Впрочем, разгадывать психологические этюды графа не стало никакой возможности - Алексей Павлович вихрем налетел на Николая, в миг заграбастав того в объятия. Трудно было себе представить, что высокого плечистого кавторанга мог легко ворочать невысокий князь, но именно это сейчас и происходило.
- Ну Николай... Ну, сын Аматерасу... Это как же ты ... А я-то думал... - восхищенно приговаривал Алексей едва ли не вальсируя кавторанга по поляне.
- Так, твою телегу я уже отпустил с вестовым и Богом. Пошли ко мне в экипаж!
Николай позволил увести себя - как выяснилось, князь приехал на великолепной четырехместной карете, подрессоренной столь шикарно, что, когда кони, послушные вознице, разогнались до обычной своей скорости, никакой тряски в салоне не ощущалось. А ведь ехали по грунтовой дороге... "Что это вдруг роскошничает друг Алексей?", - подумал кавторанг и тут же обругал себя недобрыми словами. Когда б его ранили, то о лучшем транспорте, способном быстро и безболезненно доставить пострадавшего в столичные больницы, невозможно было и мечтать.

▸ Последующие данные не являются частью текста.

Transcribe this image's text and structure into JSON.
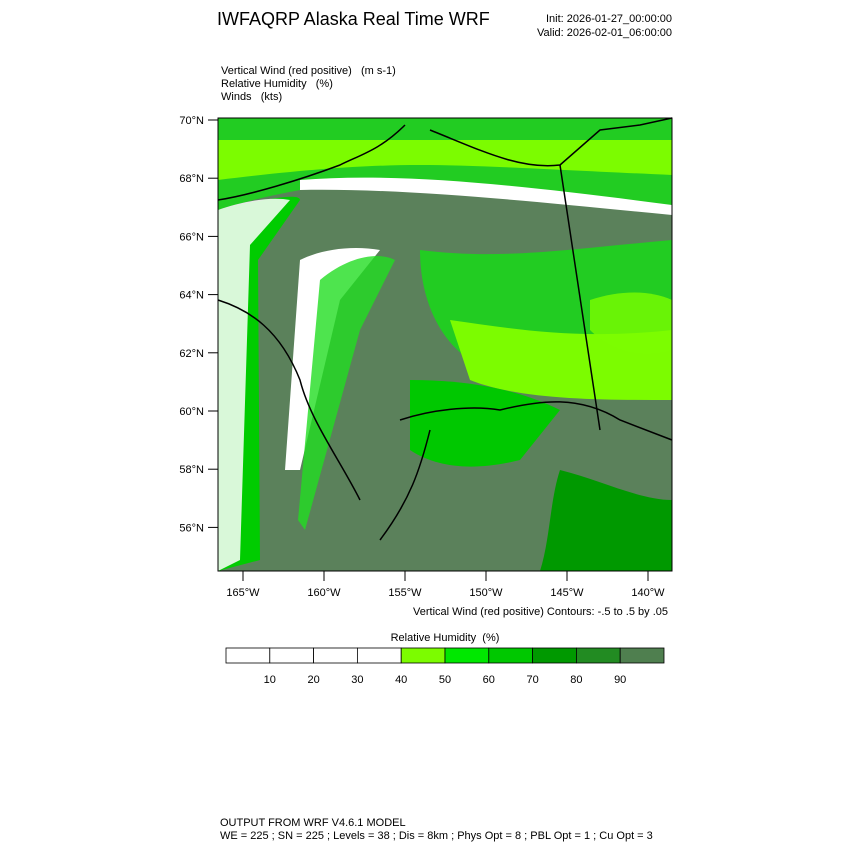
{
  "header": {
    "title": "IWFAQRP Alaska Real Time WRF",
    "init": "Init: 2026-01-27_00:00:00",
    "valid": "Valid: 2026-02-01_06:00:00"
  },
  "fields": [
    "Vertical Wind (red positive)   (m s-1)",
    "Relative Humidity   (%)",
    "Winds   (kts)"
  ],
  "map": {
    "lat_labels": [
      "70°N",
      "68°N",
      "66°N",
      "64°N",
      "62°N",
      "60°N",
      "58°N",
      "56°N"
    ],
    "lon_labels": [
      "165°W",
      "160°W",
      "155°W",
      "150°W",
      "145°W",
      "140°W"
    ],
    "contour_note": "Vertical Wind (red positive) Contours: -.5 to .5 by .05"
  },
  "colorbar": {
    "title": "Relative Humidity  (%)",
    "ticks": [
      10,
      20,
      30,
      40,
      50,
      60,
      70,
      80,
      90
    ],
    "colors": [
      "#ffffff",
      "#ffffff",
      "#ffffff",
      "#ffffff",
      "#7cfc00",
      "#00e800",
      "#00c800",
      "#009900",
      "#228b22",
      "#4f7f4f"
    ]
  },
  "footer": [
    "OUTPUT FROM WRF V4.6.1 MODEL",
    "WE = 225 ; SN = 225 ; Levels = 38 ; Dis = 8km ; Phys Opt = 8 ; PBL Opt = 1 ; Cu Opt = 3"
  ]
}
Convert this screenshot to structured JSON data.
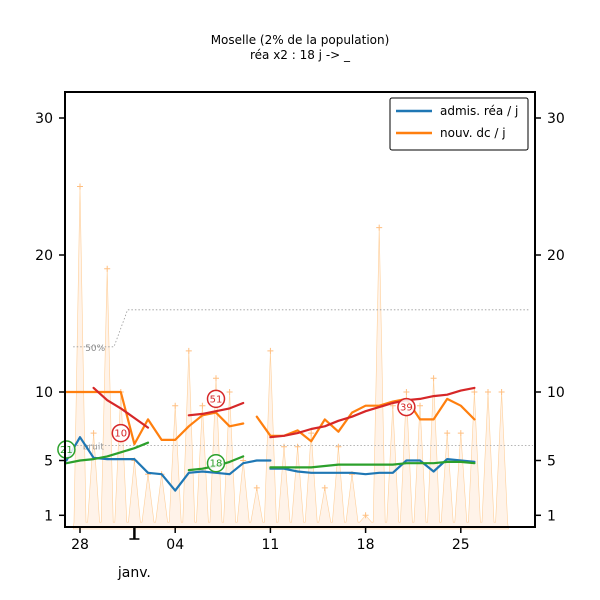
{
  "chart_data": {
    "type": "line",
    "title": "Moselle (2% de la population)",
    "subtitle": "réa x2 : 18 j -> _",
    "ylim": [
      0,
      32
    ],
    "yticks": [
      1,
      5,
      10,
      20,
      30
    ],
    "xlim": [
      -1.5,
      32.5
    ],
    "xticks": [
      {
        "x": 0,
        "label": "28"
      },
      {
        "x": 7,
        "label": "04"
      },
      {
        "x": 14,
        "label": "11"
      },
      {
        "x": 21,
        "label": "18"
      },
      {
        "x": 28,
        "label": "25"
      }
    ],
    "month_label": {
      "x": 4,
      "label": "janv."
    },
    "legend": [
      {
        "name": "admis. réa / j",
        "color": "#1f77b4"
      },
      {
        "name": "nouv. dc / j",
        "color": "#ff7f0e"
      }
    ],
    "series": [
      {
        "name": "admis. réa / j",
        "color": "#1f77b4",
        "segments": [
          [
            [
              -1,
              5
            ],
            [
              0,
              6.7
            ],
            [
              1,
              5.2
            ],
            [
              2,
              5.1
            ],
            [
              3,
              5.1
            ],
            [
              4,
              5.1
            ],
            [
              5,
              4.1
            ],
            [
              6,
              4.0
            ],
            [
              7,
              2.8
            ],
            [
              8,
              4.1
            ],
            [
              9,
              4.2
            ],
            [
              10,
              4.1
            ],
            [
              11,
              4.0
            ],
            [
              12,
              4.8
            ],
            [
              13,
              5.0
            ],
            [
              14,
              5.0
            ]
          ],
          [
            [
              14,
              4.4
            ],
            [
              15,
              4.4
            ],
            [
              16,
              4.2
            ],
            [
              17,
              4.1
            ],
            [
              18,
              4.1
            ],
            [
              19,
              4.1
            ],
            [
              20,
              4.1
            ],
            [
              21,
              4.0
            ],
            [
              22,
              4.1
            ],
            [
              23,
              4.1
            ],
            [
              24,
              5.0
            ],
            [
              25,
              5.0
            ],
            [
              26,
              4.2
            ],
            [
              27,
              5.1
            ],
            [
              28,
              5.0
            ],
            [
              29,
              4.9
            ]
          ]
        ]
      },
      {
        "name": "nouv. dc / j",
        "color": "#ff7f0e",
        "segments": [
          [
            [
              -1,
              10
            ],
            [
              0,
              10
            ],
            [
              1,
              10
            ],
            [
              2,
              10
            ],
            [
              3,
              10
            ],
            [
              4,
              6.2
            ],
            [
              5,
              8
            ],
            [
              6,
              6.5
            ],
            [
              7,
              6.5
            ],
            [
              8,
              7.5
            ],
            [
              9,
              8.3
            ],
            [
              10,
              8.5
            ],
            [
              11,
              7.5
            ],
            [
              12,
              7.7
            ]
          ],
          [
            [
              13,
              8.2
            ],
            [
              14,
              6.8
            ],
            [
              15,
              6.8
            ],
            [
              16,
              7.2
            ],
            [
              17,
              6.4
            ],
            [
              18,
              8
            ],
            [
              19,
              7.1
            ],
            [
              20,
              8.5
            ],
            [
              21,
              9
            ],
            [
              22,
              9
            ],
            [
              23,
              9.3
            ],
            [
              24,
              9.5
            ],
            [
              25,
              8
            ],
            [
              26,
              8
            ],
            [
              27,
              9.5
            ],
            [
              28,
              9
            ],
            [
              29,
              8
            ]
          ]
        ]
      },
      {
        "name": "tendance dc",
        "color": "#d62728",
        "segments": [
          [
            [
              1,
              10.3
            ],
            [
              2,
              9.4
            ],
            [
              3,
              8.8
            ],
            [
              4,
              8.1
            ],
            [
              5,
              7.4
            ]
          ],
          [
            [
              8,
              8.3
            ],
            [
              9,
              8.4
            ],
            [
              10,
              8.6
            ],
            [
              11,
              8.8
            ],
            [
              12,
              9.2
            ]
          ],
          [
            [
              14,
              6.7
            ],
            [
              15,
              6.8
            ],
            [
              16,
              7.0
            ],
            [
              17,
              7.3
            ],
            [
              18,
              7.5
            ],
            [
              19,
              7.9
            ],
            [
              20,
              8.2
            ],
            [
              21,
              8.6
            ],
            [
              22,
              8.9
            ],
            [
              23,
              9.2
            ],
            [
              24,
              9.4
            ],
            [
              25,
              9.5
            ],
            [
              26,
              9.7
            ],
            [
              27,
              9.8
            ],
            [
              28,
              10.1
            ],
            [
              29,
              10.3
            ]
          ]
        ]
      },
      {
        "name": "tendance réa",
        "color": "#2ca02c",
        "segments": [
          [
            [
              -1,
              4.8
            ],
            [
              0,
              5.0
            ],
            [
              1,
              5.1
            ],
            [
              2,
              5.3
            ],
            [
              3,
              5.6
            ],
            [
              4,
              5.9
            ],
            [
              5,
              6.3
            ]
          ],
          [
            [
              8,
              4.3
            ],
            [
              9,
              4.4
            ],
            [
              10,
              4.6
            ],
            [
              11,
              4.9
            ],
            [
              12,
              5.3
            ]
          ],
          [
            [
              14,
              4.5
            ],
            [
              15,
              4.5
            ],
            [
              16,
              4.5
            ],
            [
              17,
              4.5
            ],
            [
              18,
              4.6
            ],
            [
              19,
              4.7
            ],
            [
              20,
              4.7
            ],
            [
              21,
              4.7
            ],
            [
              22,
              4.7
            ],
            [
              23,
              4.7
            ],
            [
              24,
              4.8
            ],
            [
              25,
              4.8
            ],
            [
              26,
              4.8
            ],
            [
              27,
              4.9
            ],
            [
              28,
              4.9
            ],
            [
              29,
              4.8
            ]
          ]
        ]
      }
    ],
    "spikes": [
      [
        0,
        25
      ],
      [
        1,
        7
      ],
      [
        2,
        19
      ],
      [
        3,
        10
      ],
      [
        4,
        5
      ],
      [
        5,
        4
      ],
      [
        6,
        4
      ],
      [
        7,
        9
      ],
      [
        8,
        13
      ],
      [
        9,
        9
      ],
      [
        10,
        11
      ],
      [
        11,
        10
      ],
      [
        12,
        5
      ],
      [
        13,
        3
      ],
      [
        14,
        13
      ],
      [
        15,
        6
      ],
      [
        16,
        6
      ],
      [
        17,
        7
      ],
      [
        18,
        3
      ],
      [
        19,
        6
      ],
      [
        20,
        4
      ],
      [
        21,
        1
      ],
      [
        22,
        22
      ],
      [
        23,
        9
      ],
      [
        24,
        10
      ],
      [
        25,
        9
      ],
      [
        26,
        11
      ],
      [
        27,
        7
      ],
      [
        28,
        7
      ],
      [
        29,
        10
      ],
      [
        30,
        10
      ],
      [
        31,
        10
      ]
    ],
    "threshold_line": {
      "points": [
        [
          -0.5,
          13.3
        ],
        [
          2.5,
          13.3
        ],
        [
          3.5,
          16
        ],
        [
          33,
          16
        ]
      ],
      "label": "50%"
    },
    "noise_line": {
      "y": 6.1,
      "label": "bruit"
    },
    "annotations": [
      {
        "x": 3,
        "y": 7,
        "label": "10",
        "color": "#d62728"
      },
      {
        "x": 10,
        "y": 9.5,
        "label": "51",
        "color": "#d62728"
      },
      {
        "x": 24,
        "y": 8.9,
        "label": "39",
        "color": "#d62728"
      },
      {
        "x": -1,
        "y": 5.8,
        "label": "21",
        "color": "#2ca02c"
      },
      {
        "x": 10,
        "y": 4.8,
        "label": "18",
        "color": "#2ca02c"
      }
    ]
  }
}
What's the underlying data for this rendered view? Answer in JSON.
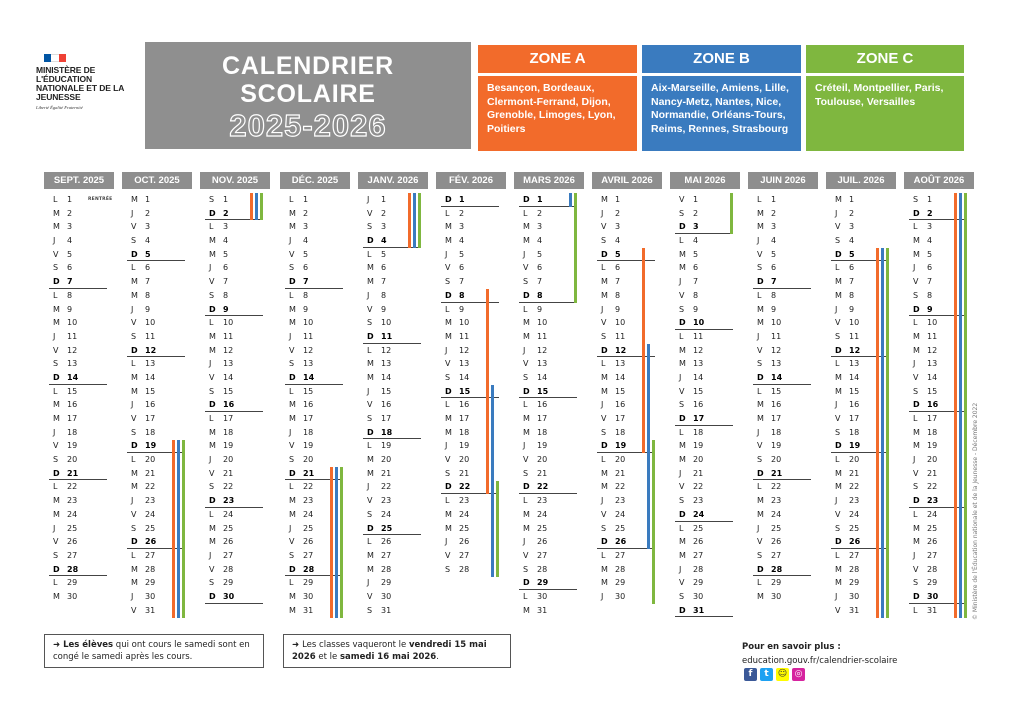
{
  "header": {
    "ministry": "MINISTÈRE DE L'ÉDUCATION NATIONALE ET DE LA JEUNESSE",
    "motto": "Liberté Égalité Fraternité",
    "title_line1": "CALENDRIER",
    "title_line2": "SCOLAIRE",
    "years": "2025-2026"
  },
  "colors": {
    "zone_a": "#f26b2b",
    "zone_b": "#3a7bbf",
    "zone_c": "#7fb73f",
    "month_header": "#8e8e8e",
    "title_box": "#8f8f8f"
  },
  "zones": [
    {
      "name": "ZONE A",
      "cities": "Besançon, Bordeaux, Clermont-Ferrand, Dijon, Grenoble, Limoges, Lyon, Poitiers"
    },
    {
      "name": "ZONE B",
      "cities": "Aix-Marseille, Amiens, Lille, Nancy-Metz, Nantes, Nice, Normandie, Orléans-Tours, Reims, Rennes, Strasbourg"
    },
    {
      "name": "ZONE C",
      "cities": "Créteil, Montpellier, Paris, Toulouse, Versailles"
    }
  ],
  "months": [
    {
      "name": "SEPT. 2025",
      "first_weekday": 0,
      "days": 30,
      "rentree_label": "RENTRÉE"
    },
    {
      "name": "OCT. 2025",
      "first_weekday": 2,
      "days": 31
    },
    {
      "name": "NOV. 2025",
      "first_weekday": 5,
      "days": 30
    },
    {
      "name": "DÉC. 2025",
      "first_weekday": 0,
      "days": 31
    },
    {
      "name": "JANV. 2026",
      "first_weekday": 3,
      "days": 31
    },
    {
      "name": "FÉV. 2026",
      "first_weekday": 6,
      "days": 28
    },
    {
      "name": "MARS 2026",
      "first_weekday": 6,
      "days": 31
    },
    {
      "name": "AVRIL 2026",
      "first_weekday": 2,
      "days": 30
    },
    {
      "name": "MAI 2026",
      "first_weekday": 4,
      "days": 31
    },
    {
      "name": "JUIN 2026",
      "first_weekday": 0,
      "days": 30
    },
    {
      "name": "JUIL. 2026",
      "first_weekday": 2,
      "days": 31
    },
    {
      "name": "AOÛT 2026",
      "first_weekday": 5,
      "days": 31
    }
  ],
  "weekday_letters": [
    "L",
    "M",
    "M",
    "J",
    "V",
    "S",
    "D"
  ],
  "holidays": {
    "oct_nov": {
      "zones": [
        "A",
        "B",
        "C"
      ],
      "start": "2025-10-19",
      "end": "2025-11-02"
    },
    "noel": {
      "zones": [
        "A",
        "B",
        "C"
      ],
      "start": "2025-12-21",
      "end": "2026-01-04"
    },
    "hiver": [
      {
        "zone": "A",
        "start": "2026-02-08",
        "end": "2026-02-22"
      },
      {
        "zone": "B",
        "start": "2026-02-15",
        "end": "2026-03-01"
      },
      {
        "zone": "C",
        "start": "2026-02-22",
        "end": "2026-03-08"
      }
    ],
    "printemps": [
      {
        "zone": "A",
        "start": "2026-04-05",
        "end": "2026-04-19"
      },
      {
        "zone": "B",
        "start": "2026-04-12",
        "end": "2026-04-26"
      },
      {
        "zone": "C",
        "start": "2026-04-19",
        "end": "2026-05-03"
      }
    ],
    "ete": {
      "zones": [
        "A",
        "B",
        "C"
      ],
      "start": "2026-07-05",
      "end": "2026-08-31"
    }
  },
  "notes": [
    {
      "prefix": "Les élèves",
      "text": " qui ont cours le samedi sont en congé le samedi après les cours."
    },
    {
      "prefix": "Les classes vaqueront le ",
      "bold1": "vendredi 15 mai 2026",
      "mid": " et le ",
      "bold2": "samedi 16 mai 2026",
      "end": "."
    }
  ],
  "more_info": {
    "title": "Pour en savoir plus :",
    "url": "education.gouv.fr/calendrier-scolaire"
  },
  "social_icons": [
    "facebook-icon",
    "twitter-icon",
    "snapchat-icon",
    "instagram-icon"
  ],
  "copyright": "© Ministère de l'Éducation nationale et de la Jeunesse - Décembre 2022"
}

Князь в это время извлек на свет Божий небольшую фляжку и пару серебряных стаканов. Немедленно скрутив крышку, щедро плеснул "Фрапэн" и мощный, терпкий запах коньяка наполнил крытый салон кареты.
- К черту условности, все равно никто не видит - проворчал Алексей Павлович, переламывая плитку шоколада.
- До дна!
Выпили, закусили. Николай чувствовал себя вроде как обычно, вот только коньяк лег ровно, как родниковая вода. Князь внимательно посмотрел на друга - и налил по новой.
- Ну, Николай... Вот уж придумал, так придумал. А я-то голову ломал, на кой ляд тебе нужна эта неподвижная дуэль? Но каков молодец, а?! Все как по нотам расписал.
- Не все - ответил кавторанг.
- Знаешь, Алексей, я не рассчитывал, что мне удастся зацепить его графское сиятельство. Это вышло случайно.